The Pi Foundation's Raspberry Pi Zero caused quite a stir when it was unveiled in November 2015. The $5 computer has most of the capabilities of the Foundation's Pi Model A, in a much smaller package and for one-fifth of the asking price. The biggest complaint people have had about the Zero since its launch has been the lack of connectivity options, since it had no built-in networking and a single USB OTG port. The freshly-picked Raspberry Pi Zero Wireless adds 802.11n Wi-Fi and Bluetooth 4.0 connectivity, just like the Raspberry Pi 3.

The Zero Wireless represents the third revision to the Pi Zero board. The second version of the $5 computer added support for the Pi Foundation's popular camera modules. Its lack of networking capabilities led to something of a cottage industry devoted to Pi Zero networking, with solutions ranging from soldering cut-up USB cables, to standard USB Wi-Fi dongles, all the way up to specially-designed USB OTG hubs.

Wireless connectivity on the Zero Wireless is provided by the well-supported Cypress CYW43438 chip. The rest of the Pi Zero hardware remains unchanged, meaning the device is still packing a single-core Broadcom BCM2835 SoC running at 1GHz, and 512MB of system memory.  The physical connectivity options haven't changed. The Zero Wireless still has a a ribbon cable connector for the camera, a microHDMI connector for display output, a microUSB OTG port for devices, and a microUSB connector for power. Forty general purpose input-output (GPIO) pins are available for those with soldering skills.

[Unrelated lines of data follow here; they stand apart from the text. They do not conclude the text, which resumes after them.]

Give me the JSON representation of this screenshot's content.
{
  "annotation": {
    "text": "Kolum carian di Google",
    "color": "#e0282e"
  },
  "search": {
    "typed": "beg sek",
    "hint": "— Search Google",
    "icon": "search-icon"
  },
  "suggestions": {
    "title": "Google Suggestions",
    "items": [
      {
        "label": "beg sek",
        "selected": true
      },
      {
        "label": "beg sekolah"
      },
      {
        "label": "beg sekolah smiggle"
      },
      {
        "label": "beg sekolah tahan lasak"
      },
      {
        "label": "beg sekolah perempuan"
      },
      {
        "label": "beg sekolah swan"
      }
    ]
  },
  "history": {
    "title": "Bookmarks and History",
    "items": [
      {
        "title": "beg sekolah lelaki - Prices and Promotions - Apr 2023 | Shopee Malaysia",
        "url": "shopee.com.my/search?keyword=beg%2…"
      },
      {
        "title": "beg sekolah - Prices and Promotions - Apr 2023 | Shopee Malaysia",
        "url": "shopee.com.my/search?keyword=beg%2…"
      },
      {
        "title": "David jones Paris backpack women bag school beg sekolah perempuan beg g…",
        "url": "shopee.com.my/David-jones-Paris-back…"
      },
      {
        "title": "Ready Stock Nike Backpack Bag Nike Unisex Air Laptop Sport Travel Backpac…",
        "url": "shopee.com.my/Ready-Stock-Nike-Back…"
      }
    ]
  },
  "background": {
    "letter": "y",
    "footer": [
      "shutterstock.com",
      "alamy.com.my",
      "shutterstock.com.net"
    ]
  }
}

The Pi Foundation has also launched an official case for all versions of the Zero. The case goes for $5 and includes a conversion cable to wire the Pi camera module to the smaller connector on the camera-enabled Pi Zero boards. There are three options for the layout of the top panel, for users that want a closed top, a small hole for the camera cable, or a larger hole for full GPIO pin access.

The Raspberry Pi Zero Wireless launches today for $10, though supplies appear to be limited. Eben Upton of the Pi Foundation says that 80,000 units have been produced so far, and that the Foundation expects to manufacture about 25,000 additional units per week going forward.